Registration number 20070611A
This certifies that the heraldic arms of The Reverend William Bain Henry, Jr. are registered as an original design and are described by the blazon below
There are two different meanings to the devices on the shield. First, various branches of the armiger's family arrived in America during the 18th and 19th centuries from Scotland, Ireland, and Wales, hence the use of a variation of the Celtic cross. They settled in and around the Kiskiminetas River Valley of Pennsylvania, and the armiger himself grew up along the Kiskiminetas, hence the fess wavy cotised. The name "Henry" is Germanic in origin and means "Home Ruler"; the name "William" is also Germanic and means "Resolute Guardian" or "Determined Protector"; hence, the armiger's choice of a castle in base. The crosses are three in number representing the armiger, his ancestors, and his descendents (past, present, and future).

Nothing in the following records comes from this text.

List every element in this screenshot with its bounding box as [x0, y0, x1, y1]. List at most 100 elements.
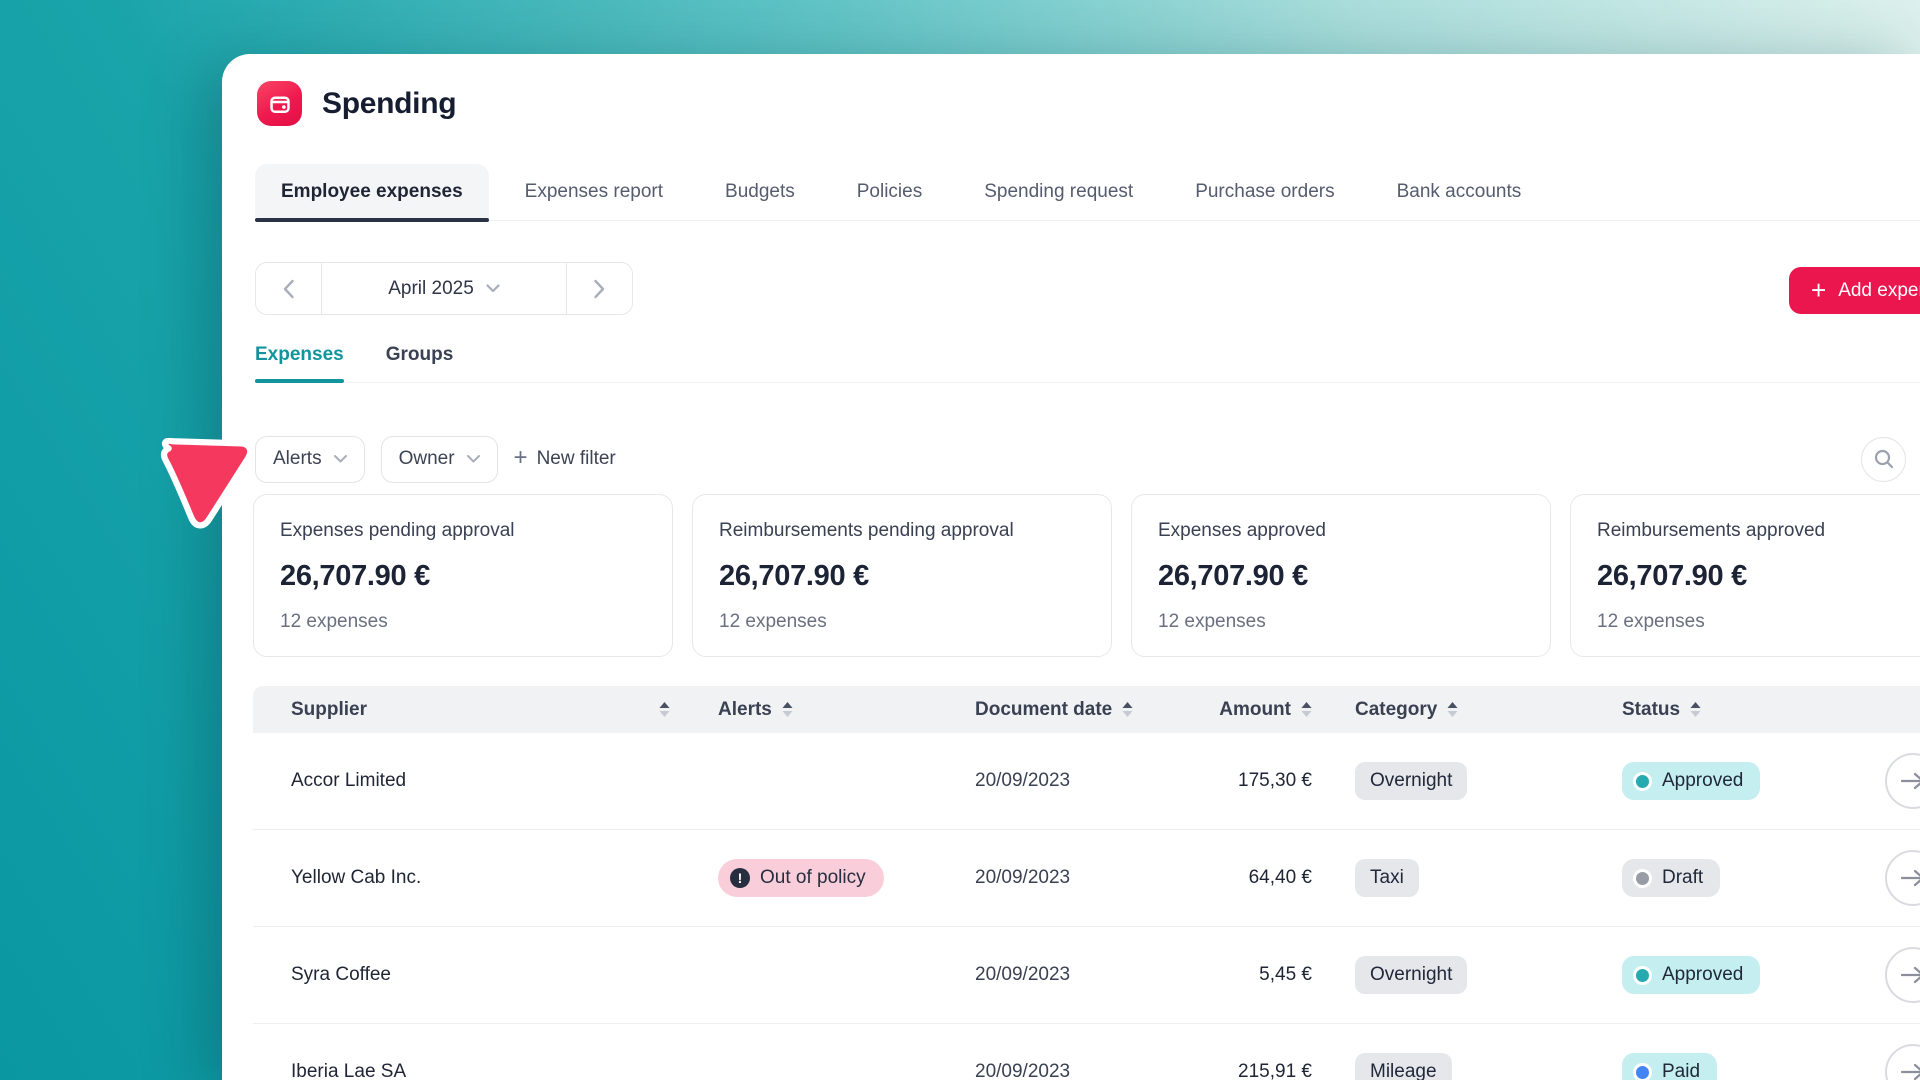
cell-category: Taxi [1330, 859, 1600, 897]
table-header-row: Supplier Alerts Document date Amount Categor… [253, 686, 1920, 733]
search-button[interactable] [1861, 437, 1906, 482]
cell-status: Paid [1600, 1053, 1852, 1080]
sort-icon [1301, 702, 1312, 717]
summary-card: Expenses pending approval 26,707.90 € 12 e… [253, 494, 673, 657]
open-expense-button[interactable] [1885, 753, 1920, 809]
cell-category: Overnight [1330, 762, 1600, 800]
cell-status: Draft [1600, 859, 1852, 897]
expenses-table: Supplier Alerts Document date Amount Categor… [253, 686, 1920, 1080]
open-expense-button[interactable] [1885, 1044, 1920, 1080]
summary-card-value: 26,707.90 € [280, 560, 646, 593]
open-expense-button[interactable] [1885, 947, 1920, 1003]
status-dot-icon [1633, 966, 1652, 985]
filter-owner-dropdown[interactable]: Owner [381, 436, 498, 483]
summary-card: Expenses approved26,707.90 €12 expenses [1131, 494, 1551, 657]
column-label: Alerts [718, 699, 772, 721]
status-dot-icon [1633, 772, 1652, 791]
next-month-button[interactable] [566, 263, 632, 314]
page-title: Spending [322, 87, 456, 121]
summary-card-subtitle: 12 expenses [719, 611, 1085, 633]
cell-supplier: Accor Limited [253, 770, 700, 792]
viewtab-groups[interactable]: Groups [386, 344, 454, 366]
column-header-alerts[interactable]: Alerts [700, 699, 963, 721]
table-row[interactable]: Yellow Cab Inc.!Out of policy20/09/20236… [253, 830, 1920, 927]
cell-actions [1852, 1044, 1920, 1080]
summary-card: Reimbursements approved26,707.90 €12 exp… [1570, 494, 1920, 657]
spending-panel: Spending Employee expensesExpenses repor… [222, 54, 1920, 1080]
sort-icon [659, 702, 670, 717]
column-header-supplier[interactable]: Supplier [253, 699, 700, 721]
tab-employee-expenses[interactable]: Employee expenses [255, 164, 489, 220]
new-filter-button[interactable]: + New filter [514, 448, 616, 470]
sort-icon [1122, 702, 1133, 717]
status-label: Approved [1662, 770, 1743, 792]
summary-card-title: Reimbursements pending approval [719, 520, 1085, 542]
period-dropdown[interactable]: April 2025 [322, 263, 566, 314]
tab-bank-accounts[interactable]: Bank accounts [1371, 164, 1548, 220]
cell-amount: 175,30 € [1185, 770, 1330, 792]
summary-card: Reimbursements pending approval 26,707.90… [692, 494, 1112, 657]
tab-budgets[interactable]: Budgets [699, 164, 821, 220]
table-row[interactable]: Syra Coffee 20/09/20235,45 € Overnight Appr… [253, 927, 1920, 1024]
cell-amount: 5,45 € [1185, 964, 1330, 986]
tab-spending-request[interactable]: Spending request [958, 164, 1159, 220]
period-selector: April 2025 [255, 262, 633, 315]
column-label: Amount [1219, 699, 1291, 721]
filter-pill-group: Alerts Owner [255, 436, 498, 483]
cell-document-date: 20/09/2023 [963, 964, 1185, 986]
table-body: Accor Limited20/09/2023175,30 €Overnight… [253, 733, 1920, 1080]
viewtab-expenses[interactable]: Expenses [255, 344, 344, 366]
view-tab-bar: Expenses Groups [255, 344, 1920, 383]
sort-icon [1447, 702, 1458, 717]
cell-actions [1852, 753, 1920, 809]
category-badge: Overnight [1355, 762, 1467, 800]
filter-label: Alerts [273, 448, 322, 470]
column-label: Document date [975, 699, 1112, 721]
cell-category: Overnight [1330, 956, 1600, 994]
open-expense-button[interactable] [1885, 850, 1920, 906]
table-row[interactable]: Iberia Lae SA20/09/2023215,91 €MileagePa… [253, 1024, 1920, 1080]
status-dot-icon [1633, 869, 1652, 888]
main-tab-bar: Employee expensesExpenses reportBudgetsP… [255, 164, 1920, 221]
summary-card-value: 26,707.90 € [1597, 560, 1920, 593]
column-header-category[interactable]: Category [1330, 699, 1600, 721]
status-badge: Paid [1622, 1053, 1717, 1080]
cell-amount: 215,91 € [1185, 1061, 1330, 1080]
category-badge: Taxi [1355, 859, 1419, 897]
tab-policies[interactable]: Policies [831, 164, 948, 220]
column-header-date[interactable]: Document date [963, 699, 1185, 721]
cell-actions [1852, 850, 1920, 906]
chevron-left-icon [282, 279, 295, 299]
cell-supplier: Syra Coffee [253, 964, 700, 986]
cell-status: Approved [1600, 762, 1852, 800]
summary-card-subtitle: 12 expenses [1597, 611, 1920, 633]
cell-actions [1852, 947, 1920, 1003]
filter-row: Alerts Owner + New filter [255, 435, 1906, 483]
tab-expenses-report[interactable]: Expenses report [499, 164, 689, 220]
status-badge: Approved [1622, 956, 1760, 994]
period-label: April 2025 [388, 278, 474, 300]
sort-icon [782, 702, 793, 717]
table-row[interactable]: Accor Limited 20/09/2023175,30 € Overnight… [253, 733, 1920, 830]
column-header-status[interactable]: Status [1600, 699, 1852, 721]
category-badge: Overnight [1355, 956, 1467, 994]
cell-document-date: 20/09/2023 [963, 770, 1185, 792]
tab-purchase-orders[interactable]: Purchase orders [1169, 164, 1360, 220]
add-expense-button[interactable]: + Add expense [1789, 267, 1920, 314]
status-label: Draft [1662, 867, 1703, 889]
previous-month-button[interactable] [256, 263, 322, 314]
summary-card-title: Expenses pending approval [280, 520, 646, 542]
new-filter-label: New filter [537, 448, 616, 470]
filter-alerts-dropdown[interactable]: Alerts [255, 436, 365, 483]
app-header: Spending [257, 81, 456, 126]
arrow-right-icon [1901, 869, 1920, 887]
cell-alerts: !Out of policy [700, 859, 963, 897]
sort-icon [1690, 702, 1701, 717]
alert-label: Out of policy [760, 867, 866, 889]
summary-card-value: 26,707.90 € [719, 560, 1085, 593]
cell-supplier: Iberia Lae SA [253, 1061, 700, 1080]
status-badge: Approved [1622, 762, 1760, 800]
plus-icon: + [514, 446, 528, 470]
column-header-amount[interactable]: Amount [1185, 699, 1330, 721]
summary-card-subtitle: 12 expenses [280, 611, 646, 633]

The second set of meanings behind the devices on the shield derive from the fact that the armiger is a Lutheran pastor. The three crosses represent Jesus Christ, "the same yesterday, today, and forever." The fess wavy cotised is a reminder that one enters the Family of God, the Church, through the waters of Holy Baptism. The castle is an homage to Martin Luther's most famous hymn, "A Mighty Fortress is Our God."
Additionally, the armiger's crest and badge reflect the fact that he is an ordained minister of the Church of Jesus Christ within the Lutheran tradition.